翻訳プロキシを利用する際にはデメリットもあります。翻訳プロキシの導入を検討する際、企業はこうしたデメリットをあらかじめ確認しておくといいでしょう。

ブリードスルー現象の発生

翻訳プロキシ テクノロジーには、「ブリードスルー」というコンテンツのローカライズが欠落する現象が断続的に発生する傾向があります。ローカライズの欠落はカスタマー エクスペリエンスを損ね、ブランド認知に悪影響を及ぼしかねません。

他の Web サイトや複数のデータベースからコンテンツを取り込む複雑な構造の場合は特にブリードスルーが顕著に発生します。ブリードスルーが発生した場合、大抵はコンテンツのオリジナル版を急遽機械翻訳でリアルタイム処理することで対応します。ブリードスルーが発生すると、御社 Web サイトの別のセクションにある翻訳との間に品質のばらつきが生まれ、多大な損害を被るおそれがあります。

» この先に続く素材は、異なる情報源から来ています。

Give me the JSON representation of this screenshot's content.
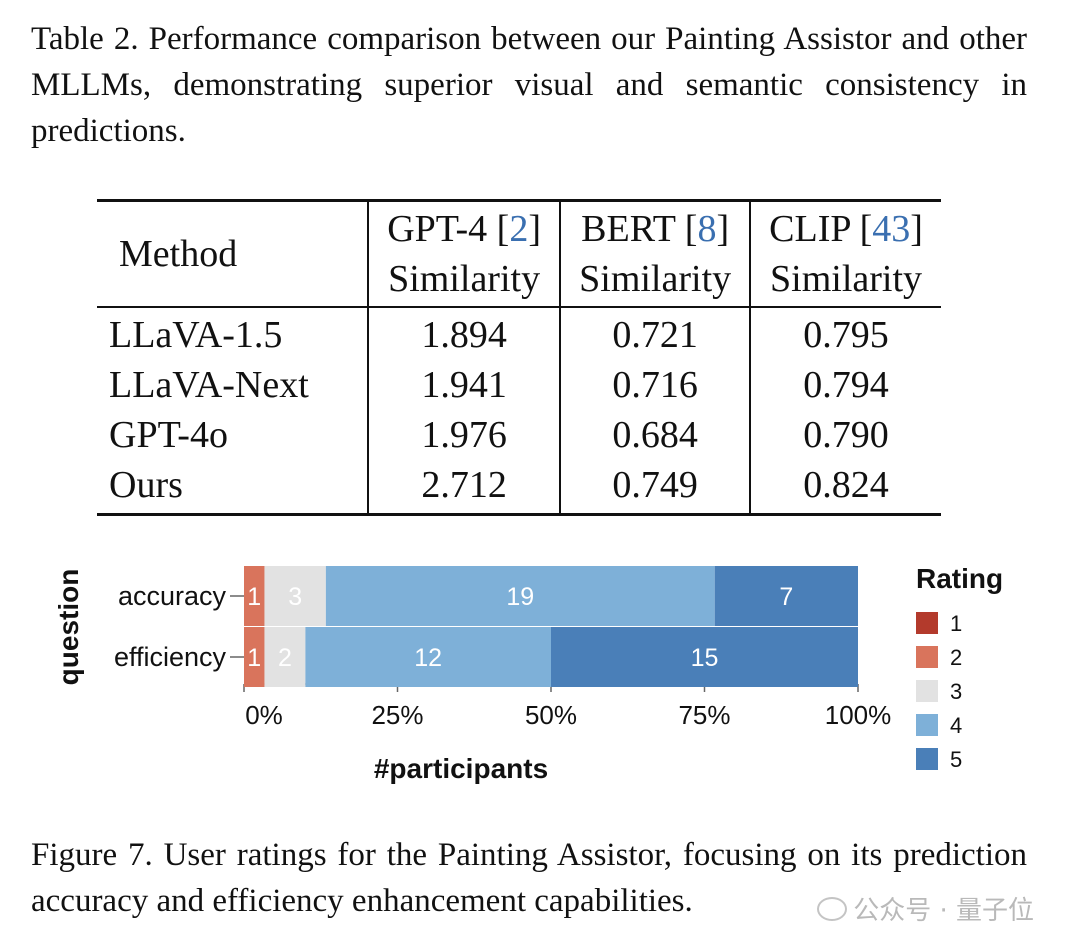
{
  "table_caption": "Table 2.  Performance comparison between our Painting Assistor and other MLLMs, demonstrating superior visual and semantic consistency in predictions.",
  "table": {
    "method_header": "Method",
    "columns": [
      {
        "name": "GPT-4",
        "ref": "2",
        "sub": "Similarity"
      },
      {
        "name": "BERT",
        "ref": "8",
        "sub": "Similarity"
      },
      {
        "name": "CLIP",
        "ref": "43",
        "sub": "Similarity"
      }
    ],
    "rows": [
      {
        "method": "LLaVA-1.5",
        "values": [
          "1.894",
          "0.721",
          "0.795"
        ]
      },
      {
        "method": "LLaVA-Next",
        "values": [
          "1.941",
          "0.716",
          "0.794"
        ]
      },
      {
        "method": "GPT-4o",
        "values": [
          "1.976",
          "0.684",
          "0.790"
        ]
      },
      {
        "method": "Ours",
        "values": [
          "2.712",
          "0.749",
          "0.824"
        ]
      }
    ]
  },
  "chart_data": {
    "type": "bar",
    "orientation": "horizontal",
    "stacked": true,
    "normalized": true,
    "categories": [
      "accuracy",
      "efficiency"
    ],
    "series": [
      {
        "name": "1",
        "color": "#b33a2c",
        "values": [
          0,
          0
        ]
      },
      {
        "name": "2",
        "color": "#d9745c",
        "values": [
          1,
          1
        ]
      },
      {
        "name": "3",
        "color": "#e2e2e2",
        "values": [
          3,
          2
        ]
      },
      {
        "name": "4",
        "color": "#7eb0d8",
        "values": [
          19,
          12
        ]
      },
      {
        "name": "5",
        "color": "#4a7fb8",
        "values": [
          7,
          15
        ]
      }
    ],
    "xlabel": "#participants",
    "ylabel": "question",
    "xticks": [
      "0%",
      "25%",
      "50%",
      "75%",
      "100%"
    ],
    "xlim": [
      0,
      100
    ],
    "legend_title": "Rating",
    "legend_position": "right"
  },
  "figure_caption": "Figure 7.  User ratings for the Painting Assistor, focusing on its prediction accuracy and efficiency enhancement capabilities.",
  "watermark": "公众号 · 量子位"
}
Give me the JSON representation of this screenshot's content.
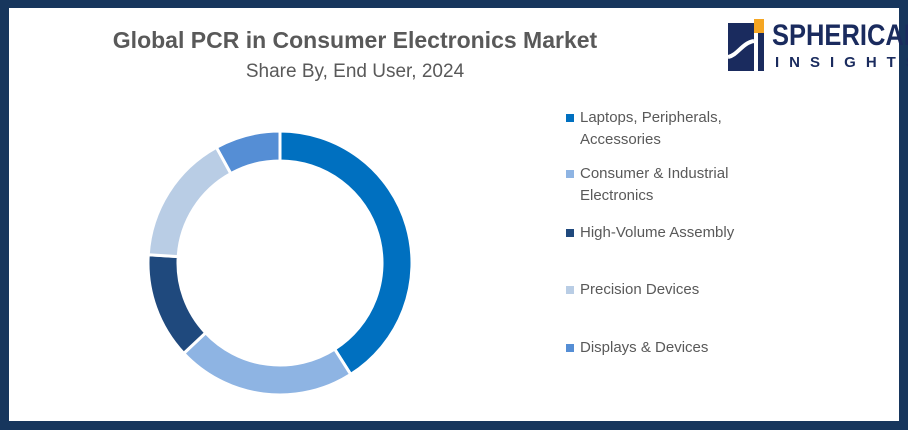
{
  "chart_data": {
    "type": "pie",
    "variant": "donut",
    "title": "Global PCR in Consumer Electronics Market",
    "subtitle": "Share By, End User, 2024",
    "categories": [
      "Laptops, Peripherals, Accessories",
      "Consumer & Industrial Electronics",
      "High-Volume Assembly",
      "Precision Devices",
      "Displays & Devices"
    ],
    "values": [
      41,
      22,
      13,
      16,
      8
    ],
    "colors": [
      "#0070c0",
      "#8eb4e3",
      "#1f497d",
      "#b9cde5",
      "#558ed5"
    ],
    "legend": "right"
  },
  "logo": {
    "line1": "SPHERICAL",
    "line2": "INSIGHTS"
  }
}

Amazon がスウェーデン市場に進出したときに、Web サイトでブリードスルーの発生が確認されました。自動翻訳により、同社のリテール サイトで見苦しいエラーが続出。嘲笑の的となり、メディアから集中砲火を浴びたのです。

非テキストをローカライズできない

翻訳プロキシは、動画、電子書籍、カタログ、画像など、テキスト以外の素材をローカライズできません。非テキストを処理できないと、ブリードスルー同様、顧客の Web サイトや製品、ブランドの印象を損ないます。

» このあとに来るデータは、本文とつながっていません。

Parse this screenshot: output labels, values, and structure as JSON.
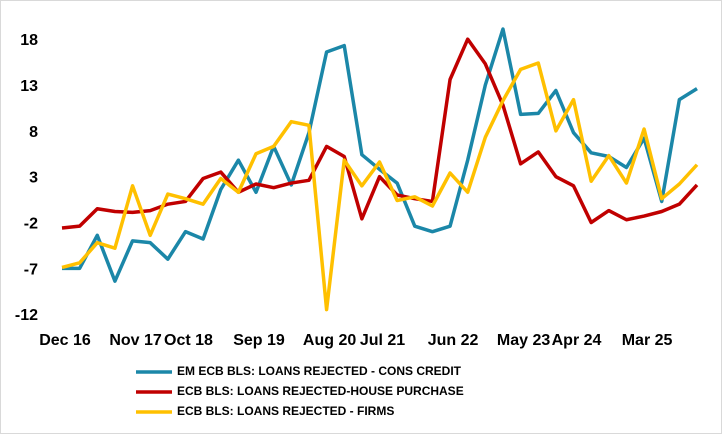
{
  "chart_data": {
    "type": "line",
    "categories": [
      "Dec 16",
      null,
      null,
      null,
      "Nov 17",
      null,
      null,
      "Oct 18",
      null,
      null,
      null,
      "Sep 19",
      null,
      null,
      null,
      "Aug 20",
      null,
      null,
      "Jul 21",
      null,
      null,
      null,
      "Jun 22",
      null,
      null,
      null,
      "May 23",
      null,
      null,
      "Apr 24",
      null,
      null,
      null,
      "Mar 25",
      null,
      null,
      null
    ],
    "series": [
      {
        "name": "EM ECB BLS: LOANS REJECTED - CONS CREDIT",
        "color": "#1b87a8",
        "values": [
          -6.8,
          -6.8,
          -3.2,
          -8.2,
          -3.8,
          -4,
          -5.8,
          -2.8,
          -3.6,
          1.8,
          5,
          1.5,
          6.5,
          2.3,
          8,
          16.8,
          17.5,
          5.6,
          4,
          2.5,
          -2.2,
          -2.8,
          -2.2,
          5,
          13.2,
          19.3,
          10,
          10.1,
          12.6,
          8,
          5.8,
          5.4,
          4.2,
          7.4,
          0.5,
          11.6,
          12.8
        ]
      },
      {
        "name": "ECB BLS: LOANS REJECTED-HOUSE PURCHASE",
        "color": "#c00000",
        "values": [
          -2.4,
          -2.2,
          -0.3,
          -0.6,
          -0.7,
          -0.5,
          0.2,
          0.5,
          3,
          3.7,
          1.5,
          2.4,
          2,
          2.5,
          2.8,
          6.5,
          5.4,
          -1.4,
          3.2,
          1.2,
          0.8,
          0.5,
          13.8,
          18.2,
          15.5,
          11,
          4.6,
          5.9,
          3.2,
          2.2,
          -1.8,
          -0.5,
          -1.5,
          -1.1,
          -0.6,
          0.2,
          2.3
        ]
      },
      {
        "name": "ECB BLS: LOANS REJECTED - FIRMS",
        "color": "#ffc000",
        "values": [
          -6.7,
          -6.2,
          -4,
          -4.6,
          2.2,
          -3.2,
          1.3,
          0.8,
          0.2,
          3,
          1.5,
          5.7,
          6.5,
          9.2,
          8.8,
          -11.3,
          5,
          2.2,
          4.8,
          0.6,
          1,
          0,
          3.6,
          1.5,
          7.5,
          11.5,
          14.9,
          15.6,
          8.2,
          11.6,
          2.7,
          5.5,
          2.5,
          8.4,
          0.8,
          2.4,
          4.5
        ]
      }
    ],
    "ylim": [
      -12,
      18
    ],
    "yticks": [
      -12,
      -7,
      -2,
      3,
      8,
      13,
      18
    ]
  }
}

非テキストのアセットは、翻訳プロキシを展開する前に、従来の手法でローカライズしなければなりません。そのため、翻訳管理システム (TMS) を活用するか、各地の代理店や LSP と共同で対応にあたる必要が生じます。この工程でローカリゼーション ワークフローを二度実施するため、企業のローカリゼーション ワークフローはさらに煩雑になってしまいます。近年の Web サイトでは、かなりの部分が非テキストで構成されているため、作業の二度手間は懸念材料となるでしょう。

Web ページのロード時間増加

エンド ユーザーと Web サイトの間に介在するものはすべてロード時間に影響します。翻訳プロキシを導入すると対象 Web サイトのロード時間が長くなります。影響は比較的少ないとはいえ、わずか 1、2 秒の遅延でも、ユーザー行動にネガティブな影響を与えるおそれがあります。HubSpot が実施した調査によると、ロード時間が 1 秒増えるにつれ、コンバージョン率は 7 % 減少するとの結果が出ています。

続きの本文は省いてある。